LAWS(PVC)-1947-11-72

SHEOLAL RAMLALJI Vs. BALKRISHNA NANAKRAMJI

Decided On November 25, 1947
Sheolal Ramlalji Appellant
V/S
Balkrishna Nanakramji Respondents

JUDGEMENT

(1.) THIS is a second appeal by an unsuccessful plaintiff for possession of a field. The facts are undisputed and are as follows. One Tulsiram was the absolute occupancy tenant of the field in suit. In 1926 he mortgaged it along with other property to Balkrishna. When the Debt Conciliation Board was set up Tulsiram applied to his local Board, and the debt under this mortgage was settled and made payable by annual instalments. Tulsiram, however, fell in arrears with his payments and Balkrishna obtained an order under Section 13, Debt Conciliation Act, and brought the field to sale. At the auction he himself purchased the field on 19th December 1938 and was put in possession on 12th May 1940.

(2.) IN the year 1937 the plaintiff Seth Sheolal, who is the landlord, brought a suit against Tulsiram for arrears of rent of this field and obtained a decree on 9th December 1987. Under the provisions of Section 9, Tenancy Act, it was not necessary for him to bring a suit to enforce his charge and a C form was sent to the Collector on 7th December 1938 and in due course the field was put up to auction on 24th March 1940 and purchased by the plaintiff himself. The sale was confirmed on 1st June 1940 but when he sought to obtain possession he was naturally resisted by Balkrishna who had already been put in possession. The plaintiff applied to the Collector for a warrant of possession and Balkrishna objected to this in the Collector's Court and offered to pay the decretal amount which the plaintiff refused to accept. The Collector then passed an order on 11th February 1941 declining to put Seth Sheolal in possession and stated that he might accept the amount due on his rental decree which Balkrishna was going to pay or else he might prefer a suit in the Civil Court. Against this order Seth Sheolal appealed to the Deputy Commissioner. His appeal was rejected and the suit now under consideration was then filed.

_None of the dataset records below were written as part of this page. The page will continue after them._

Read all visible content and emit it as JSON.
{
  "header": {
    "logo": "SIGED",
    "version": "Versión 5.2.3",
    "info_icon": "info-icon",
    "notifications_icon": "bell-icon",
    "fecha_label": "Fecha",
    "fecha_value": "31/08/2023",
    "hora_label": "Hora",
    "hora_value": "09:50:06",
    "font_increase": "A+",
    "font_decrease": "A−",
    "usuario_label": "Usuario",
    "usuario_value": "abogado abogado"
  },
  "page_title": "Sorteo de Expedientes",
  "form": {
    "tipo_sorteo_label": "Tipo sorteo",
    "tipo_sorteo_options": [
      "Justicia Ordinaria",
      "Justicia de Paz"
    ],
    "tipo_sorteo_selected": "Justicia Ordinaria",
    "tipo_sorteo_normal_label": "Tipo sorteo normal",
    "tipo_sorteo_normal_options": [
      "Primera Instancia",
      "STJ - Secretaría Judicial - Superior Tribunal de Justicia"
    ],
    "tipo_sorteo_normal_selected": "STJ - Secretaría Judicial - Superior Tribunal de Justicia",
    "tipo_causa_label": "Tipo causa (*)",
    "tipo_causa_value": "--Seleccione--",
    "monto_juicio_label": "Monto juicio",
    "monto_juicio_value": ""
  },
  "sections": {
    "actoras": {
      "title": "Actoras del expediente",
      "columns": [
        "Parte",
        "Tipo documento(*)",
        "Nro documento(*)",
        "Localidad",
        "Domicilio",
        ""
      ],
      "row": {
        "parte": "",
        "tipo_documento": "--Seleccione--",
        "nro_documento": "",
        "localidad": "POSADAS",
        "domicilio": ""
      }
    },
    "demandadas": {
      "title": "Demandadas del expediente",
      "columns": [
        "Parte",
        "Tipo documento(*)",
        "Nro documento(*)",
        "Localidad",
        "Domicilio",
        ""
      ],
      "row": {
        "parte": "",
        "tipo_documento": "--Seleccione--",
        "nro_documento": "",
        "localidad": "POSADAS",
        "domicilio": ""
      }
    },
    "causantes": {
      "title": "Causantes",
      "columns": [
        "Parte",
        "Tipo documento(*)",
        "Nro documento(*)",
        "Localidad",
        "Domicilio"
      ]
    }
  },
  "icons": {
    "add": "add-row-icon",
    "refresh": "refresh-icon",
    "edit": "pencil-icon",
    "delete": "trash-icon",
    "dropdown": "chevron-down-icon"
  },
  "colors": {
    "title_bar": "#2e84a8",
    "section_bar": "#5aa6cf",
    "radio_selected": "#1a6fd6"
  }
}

(3.) THE doctrine of lis pendens does apply to involuntary as well as voluntary sales, and the lower appellate Court corrected the trial Court which held that it did not. The lower appellate Court then went on to point out that nevertheless Section 52, T.P. Act, could not help the plaintiff appellant as that section applies only when any right to immovable property is directly and specifically in question. I agree with the learned District Judge that a suit for the recovery of arrears of rent, which is what the plaintiff's suit was, is not one in which any right to immovable property is in question. The execution proceedings were in fact nothing more than an execution of a simple money decree. The doctrine of lis pendens therefore cannot apply. Even if it were held to apply it might be mentioned that the plaintiff's own sale took place during the pendency of the proceedings in which the defendant Balkrishna was pursuing his remedy, and the doctrine would have recoiled on the plaintiff himself.